M-mais on n'est pas toutes les deux des femmes ! C'est un secret que j'emporterai dans la tombe. Et puis cet incident dans la salle de bain est arrivé uniquement parce qu'elle a décidé d'entrer, ce n'était jamais mon intention.
« En tant que votre servante, je ne me sens pas vraiment à l'aise de vous laisser faire autant pour moi. » « Ne t'en fais pas pour ça, tu es encore en convalescence. Sans compter que tu t'occupes tout le temps de moi, alors je dois bien te rendre la pareille parfois. »
J'apprécie vraiment le geste, mais je meurs de gêne. Il faut que je sois impitoyable, pour ma santé mentale.
« Tu détestes tant l'idée ? Mes sentiments te dérangent à ce point ? »
Non, ce n'est pas loyal de le formuler comme ça. Je ne peux pas refuser si elle fait ça.
« …Lave-moi proprement. » « Yay. »
Je baisse la tête et cède, mais Olivia a l'air aux anges.
À contrecœur, j'enlève ma chemise de nuit et me tourne pour qu'Olivia puisse me défaire mon soutien-gorge.
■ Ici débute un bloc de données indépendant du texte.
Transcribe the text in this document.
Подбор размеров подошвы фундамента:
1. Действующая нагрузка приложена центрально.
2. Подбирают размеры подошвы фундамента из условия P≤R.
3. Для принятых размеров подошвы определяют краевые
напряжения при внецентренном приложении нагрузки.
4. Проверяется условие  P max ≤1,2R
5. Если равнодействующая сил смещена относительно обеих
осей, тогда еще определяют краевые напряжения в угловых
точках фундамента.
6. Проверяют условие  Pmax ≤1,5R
Puis je m'assois de façon à lui faciliter la tâche pour me laver le corps.
« Juste un conseil : fais un peu plus attention à ton choix de mots quand tu parles aux autres. Tu risques de provoquer des malentendus. Certains mots ne devraient être utilisés que pour le partenaire que tu choisis de partager ton avenir. »
Olivia est encore une jeune fille pure et innocente, mais dans quelques ans, je suis sûr qu'elle aura le charme mature d'Ophelia. Je suis sûr qu'elle brisera plein de cœurs si elle se met à parler comme ça en ayant l'air d'Ophelia.
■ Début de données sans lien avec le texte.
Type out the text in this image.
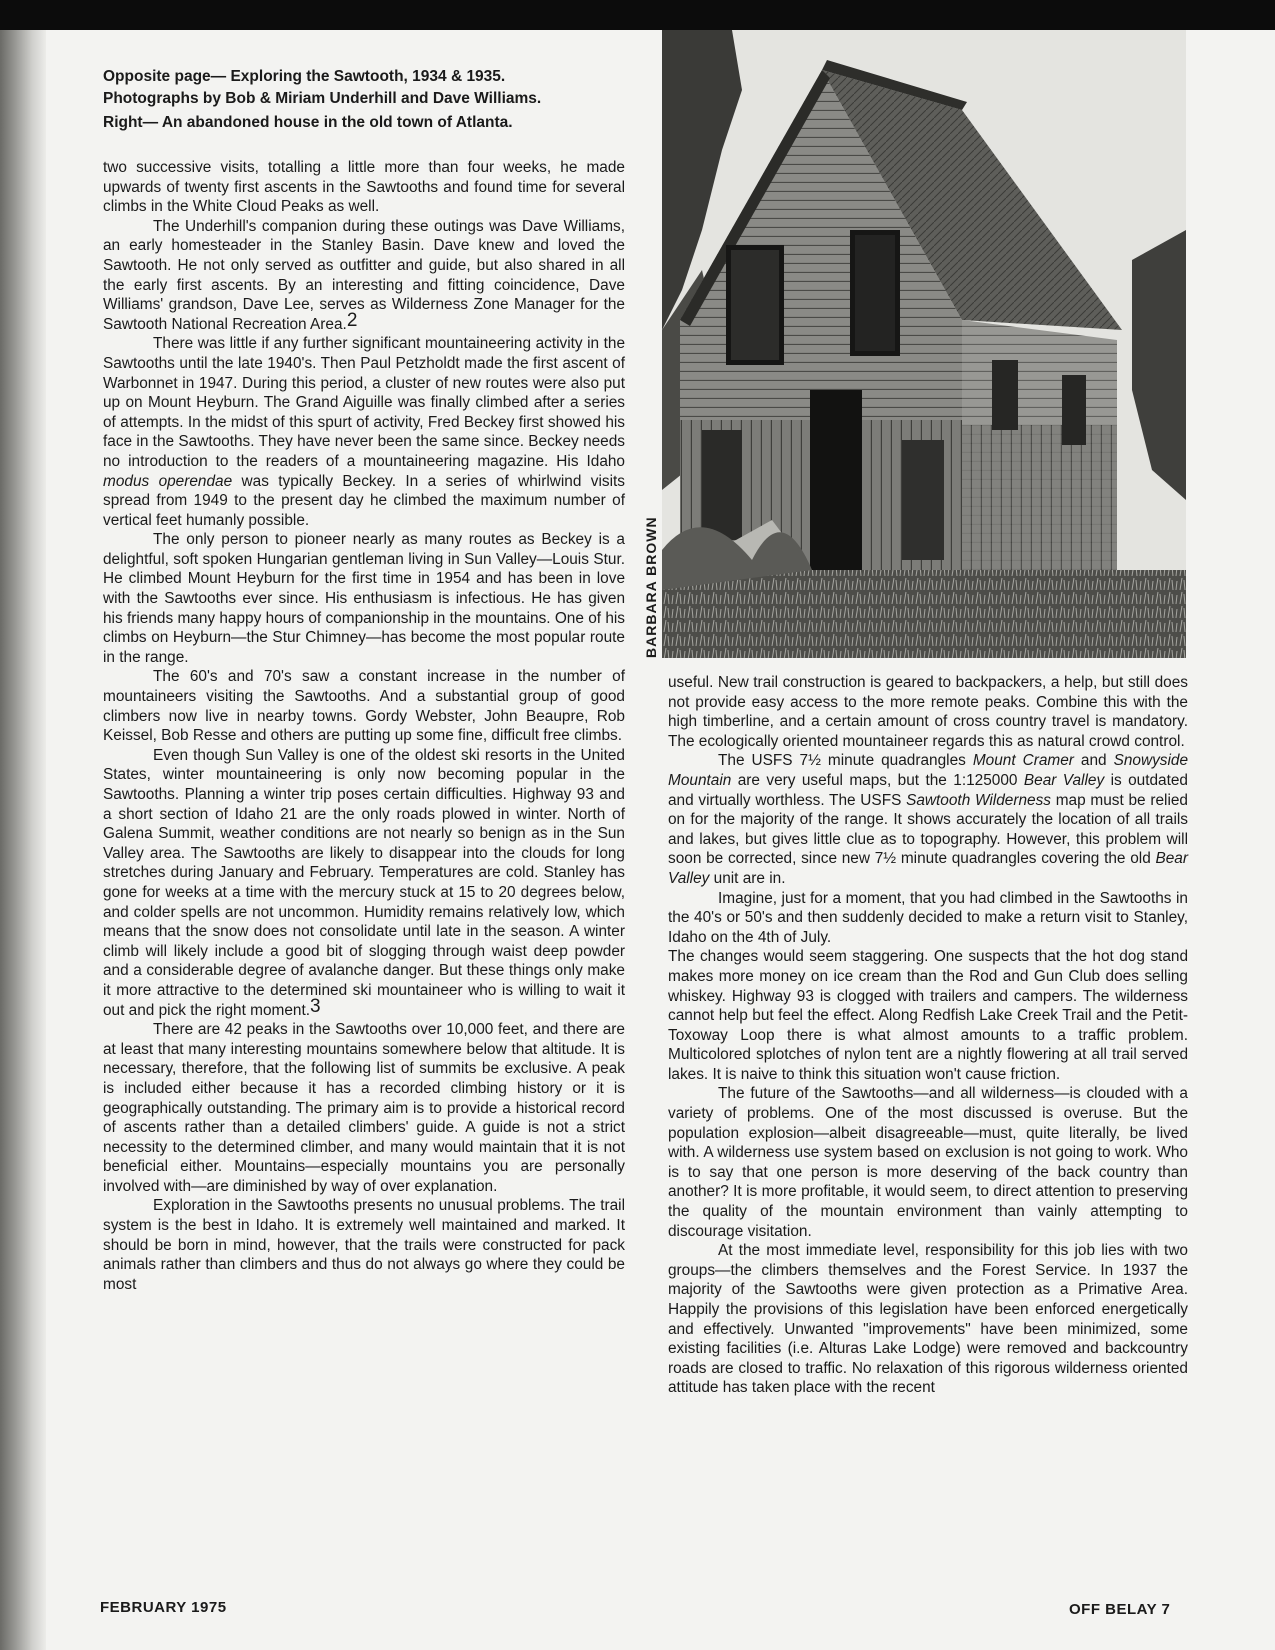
Opposite page— Exploring the Sawtooth, 1934 & 1935.
Photographs by Bob & Miriam Underhill and Dave Williams.
Right— An abandoned house in the old town of Atlanta.
BARBARA BROWN

two successive visits, totalling a little more than four weeks, he made upwards of twenty first ascents in the Sawtooths and found time for several climbs in the White Cloud Peaks as well.

The Underhill's companion during these outings was Dave Williams, an early homesteader in the Stanley Basin. Dave knew and loved the Sawtooth. He not only served as outfitter and guide, but also shared in all the early first ascents. By an interesting and fitting coincidence, Dave Williams' grandson, Dave Lee, serves as Wilderness Zone Manager for the Sawtooth National Recreation Area.2

There was little if any further significant mountaineering activity in the Sawtooths until the late 1940's. Then Paul Petzholdt made the first ascent of Warbonnet in 1947. During this period, a cluster of new routes were also put up on Mount Heyburn. The Grand Aiguille was finally climbed after a series of attempts. In the midst of this spurt of activity, Fred Beckey first showed his face in the Sawtooths. They have never been the same since. Beckey needs no introduction to the readers of a mountaineering magazine. His Idaho modus operendae was typically Beckey. In a series of whirlwind visits spread from 1949 to the present day he climbed the maximum number of vertical feet humanly possible.

The only person to pioneer nearly as many routes as Beckey is a delightful, soft spoken Hungarian gentleman living in Sun Valley—Louis Stur. He climbed Mount Heyburn for the first time in 1954 and has been in love with the Sawtooths ever since. His enthusiasm is infectious. He has given his friends many happy hours of companionship in the mountains. One of his climbs on Heyburn—the Stur Chimney—has become the most popular route in the range.

The 60's and 70's saw a constant increase in the number of mountaineers visiting the Sawtooths. And a substantial group of good climbers now live in nearby towns. Gordy Webster, John Beaupre, Rob Keissel, Bob Resse and others are putting up some fine, difficult free climbs.

Even though Sun Valley is one of the oldest ski resorts in the United States, winter mountaineering is only now becoming popular in the Sawtooths. Planning a winter trip poses certain difficulties. Highway 93 and a short section of Idaho 21 are the only roads plowed in winter. North of Galena Summit, weather conditions are not nearly so benign as in the Sun Valley area. The Sawtooths are likely to disappear into the clouds for long stretches during January and February. Temperatures are cold. Stanley has gone for weeks at a time with the mercury stuck at 15 to 20 degrees below, and colder spells are not uncommon. Humidity remains relatively low, which means that the snow does not consolidate until late in the season. A winter climb will likely include a good bit of slogging through waist deep powder and a considerable degree of avalanche danger. But these things only make it more attractive to the determined ski mountaineer who is willing to wait it out and pick the right moment.3

There are 42 peaks in the Sawtooths over 10,000 feet, and there are at least that many interesting mountains somewhere below that altitude. It is necessary, therefore, that the following list of summits be exclusive. A peak is included either because it has a recorded climbing history or it is geographically outstanding. The primary aim is to provide a historical record of ascents rather than a detailed climbers' guide. A guide is not a strict necessity to the determined climber, and many would maintain that it is not beneficial either. Mountains—especially mountains you are personally involved with—are diminished by way of over explanation.

Exploration in the Sawtooths presents no unusual problems. The trail system is the best in Idaho. It is extremely well maintained and marked. It should be born in mind, however, that the trails were constructed for pack animals rather than climbers and thus do not always go where they could be most

useful. New trail construction is geared to backpackers, a help, but still does not provide easy access to the more remote peaks. Combine this with the high timberline, and a certain amount of cross country travel is mandatory. The ecologically oriented mountaineer regards this as natural crowd control.

The USFS 7½ minute quadrangles Mount Cramer and Snowyside Mountain are very useful maps, but the 1:125000 Bear Valley is outdated and virtually worthless. The USFS Sawtooth Wilderness map must be relied on for the majority of the range. It shows accurately the location of all trails and lakes, but gives little clue as to topography. However, this problem will soon be corrected, since new 7½ minute quadrangles covering the old Bear Valley unit are in.

Imagine, just for a moment, that you had climbed in the Sawtooths in the 40's or 50's and then suddenly decided to make a return visit to Stanley, Idaho on the 4th of July.

The changes would seem staggering. One suspects that the hot dog stand makes more money on ice cream than the Rod and Gun Club does selling whiskey. Highway 93 is clogged with trailers and campers. The wilderness cannot help but feel the effect. Along Redfish Lake Creek Trail and the Petit-Toxoway Loop there is what almost amounts to a traffic problem. Multicolored splotches of nylon tent are a nightly flowering at all trail served lakes. It is naive to think this situation won't cause friction.

The future of the Sawtooths—and all wilderness—is clouded with a variety of problems. One of the most discussed is overuse. But the population explosion—albeit disagreeable—must, quite literally, be lived with. A wilderness use system based on exclusion is not going to work. Who is to say that one person is more deserving of the back country than another? It is more profitable, it would seem, to direct attention to preserving the quality of the mountain environment than vainly attempting to discourage visitation.

At the most immediate level, responsibility for this job lies with two groups—the climbers themselves and the Forest Service. In 1937 the majority of the Sawtooths were given protection as a Primative Area. Happily the provisions of this legislation have been enforced energetically and effectively. Unwanted "improvements" have been minimized, some existing facilities (i.e. Alturas Lake Lodge) were removed and backcountry roads are closed to traffic. No relaxation of this rigorous wilderness oriented attitude has taken place with the recent

FEBRUARY 1975	OFF BELAY 7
J'imagine déjà le carnage que ses malentendus laisseront derrière eux.
« Ne t'inquiète pas. Je ne parlerai comme ça qu'à toi. »
Mmh… c'est pas exactement ce que je voulais dire, mais heu… je suppose que je devrais être content qu'elle me fasse confiance, alors ?
« Bon, je commence. »
Olivia essore l'excédent d'eau d'une serviette trempée et la frotte doucement contre mon cou.
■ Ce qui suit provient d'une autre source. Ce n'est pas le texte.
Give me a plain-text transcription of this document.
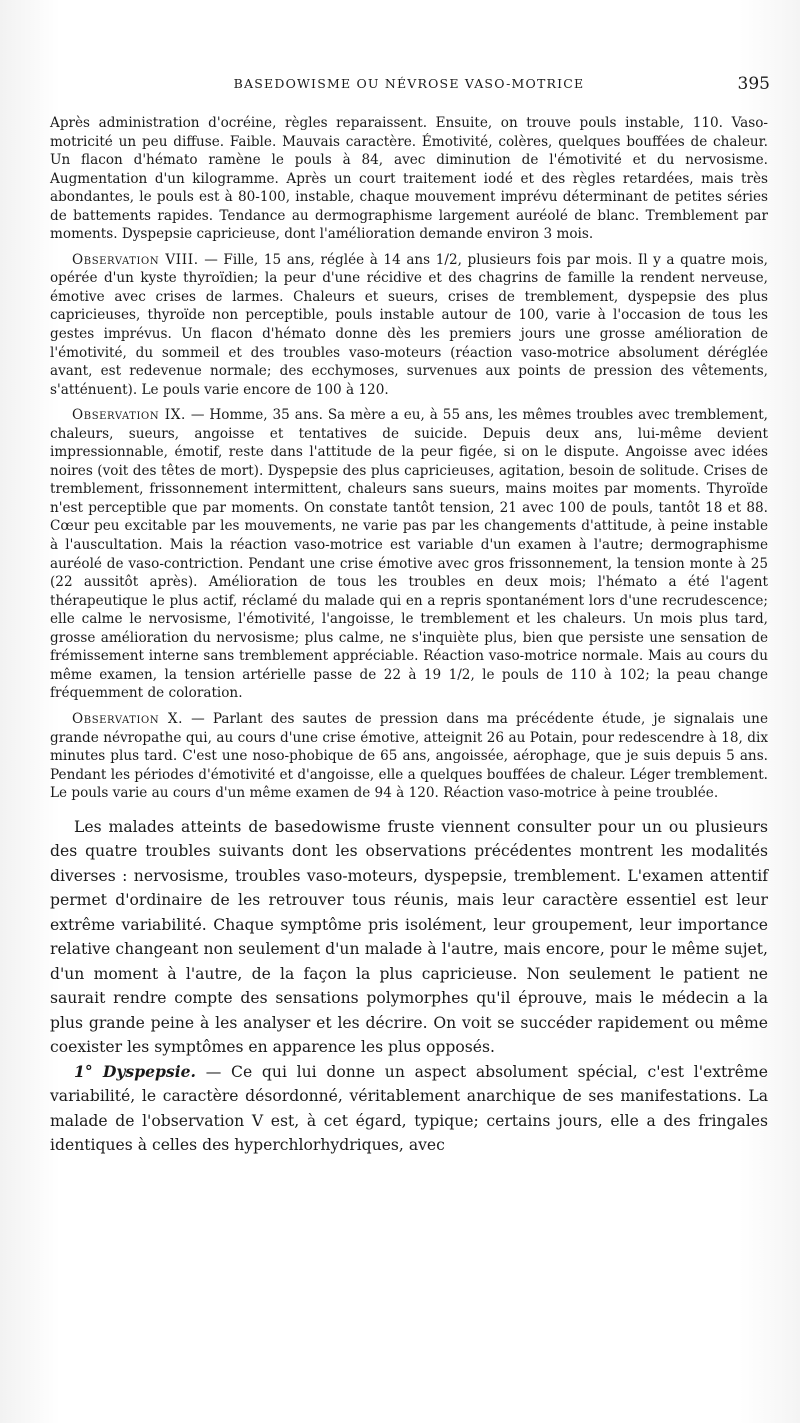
BASEDOWISME OU NÉVROSE VASO-MOTRICE	395

Après administration d'ocréine, règles reparaissent. Ensuite, on trouve pouls instable, 110. Vaso-motricité un peu diffuse. Faible. Mauvais caractère. Émotivité, colères, quelques bouffées de chaleur. Un flacon d'hémato ramène le pouls à 84, avec diminution de l'émotivité et du nervosisme. Augmentation d'un kilogramme. Après un court traitement iodé et des règles retardées, mais très abondantes, le pouls est à 80-100, instable, chaque mouvement imprévu déterminant de petites séries de battements rapides. Tendance au dermographisme largement auréolé de blanc. Tremblement par moments. Dyspepsie capricieuse, dont l'amélioration demande environ 3 mois.

Observation VIII. — Fille, 15 ans, réglée à 14 ans 1/2, plusieurs fois par mois. Il y a quatre mois, opérée d'un kyste thyroïdien; la peur d'une récidive et des chagrins de famille la rendent nerveuse, émotive avec crises de larmes. Chaleurs et sueurs, crises de tremblement, dyspepsie des plus capricieuses, thyroïde non perceptible, pouls instable autour de 100, varie à l'occasion de tous les gestes imprévus. Un flacon d'hémato donne dès les premiers jours une grosse amélioration de l'émotivité, du sommeil et des troubles vaso-moteurs (réaction vaso-motrice absolument déréglée avant, est redevenue normale; des ecchymoses, survenues aux points de pression des vêtements, s'atténuent). Le pouls varie encore de 100 à 120.

Observation IX. — Homme, 35 ans. Sa mère a eu, à 55 ans, les mêmes troubles avec tremblement, chaleurs, sueurs, angoisse et tentatives de suicide. Depuis deux ans, lui-même devient impressionnable, émotif, reste dans l'attitude de la peur figée, si on le dispute. Angoisse avec idées noires (voit des têtes de mort). Dyspepsie des plus capricieuses, agitation, besoin de solitude. Crises de tremblement, frissonnement intermittent, chaleurs sans sueurs, mains moites par moments. Thyroïde n'est perceptible que par moments. On constate tantôt tension, 21 avec 100 de pouls, tantôt 18 et 88. Cœur peu excitable par les mouvements, ne varie pas par les changements d'attitude, à peine instable à l'auscultation. Mais la réaction vaso-motrice est variable d'un examen à l'autre; dermographisme auréolé de vaso-contriction. Pendant une crise émotive avec gros frissonnement, la tension monte à 25 (22 aussitôt après). Amélioration de tous les troubles en deux mois; l'hémato a été l'agent thérapeutique le plus actif, réclamé du malade qui en a repris spontanément lors d'une recrudescence; elle calme le nervosisme, l'émotivité, l'angoisse, le tremblement et les chaleurs. Un mois plus tard, grosse amélioration du nervosisme; plus calme, ne s'inquiète plus, bien que persiste une sensation de frémissement interne sans tremblement appréciable. Réaction vaso-motrice normale. Mais au cours du même examen, la tension artérielle passe de 22 à 19 1/2, le pouls de 110 à 102; la peau change fréquemment de coloration.

Observation X. — Parlant des sautes de pression dans ma précédente étude, je signalais une grande névropathe qui, au cours d'une crise émotive, atteignit 26 au Potain, pour redescendre à 18, dix minutes plus tard. C'est une noso-phobique de 65 ans, angoissée, aérophage, que je suis depuis 5 ans. Pendant les périodes d'émotivité et d'angoisse, elle a quelques bouffées de chaleur. Léger tremblement. Le pouls varie au cours d'un même examen de 94 à 120. Réaction vaso-motrice à peine troublée.

Les malades atteints de basedowisme fruste viennent consulter pour un ou plusieurs des quatre troubles suivants dont les observations précédentes montrent les modalités diverses : nervosisme, troubles vaso-moteurs, dyspepsie, tremblement. L'examen attentif permet d'ordinaire de les retrouver tous réunis, mais leur caractère essentiel est leur extrême variabilité. Chaque symptôme pris isolément, leur groupement, leur importance relative changeant non seulement d'un malade à l'autre, mais encore, pour le même sujet, d'un moment à l'autre, de la façon la plus capricieuse. Non seulement le patient ne saurait rendre compte des sensations polymorphes qu'il éprouve, mais le médecin a la plus grande peine à les analyser et les décrire. On voit se succéder rapidement ou même coexister les symptômes en apparence les plus opposés.

1° Dyspepsie. — Ce qui lui donne un aspect absolument spécial, c'est l'extrême variabilité, le caractère désordonné, véritablement anarchique de ses manifestations. La malade de l'observation V est, à cet égard, typique; certains jours, elle a des fringales identiques à celles des hyperchlorhydriques, avec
Elle la fait glisser le long de mon cou et de mon épaule, ramassant toute la crasse et la poussière accumulées pendant les mois où j'ai dormi. La chaleur de la serviette et la sensation rafraîchissante de la peau propre sont extrêmement agréables.
J'aurais quand même préféré un bain, mais être celle qu'on soigne n'est pas si mal non plus, parfois.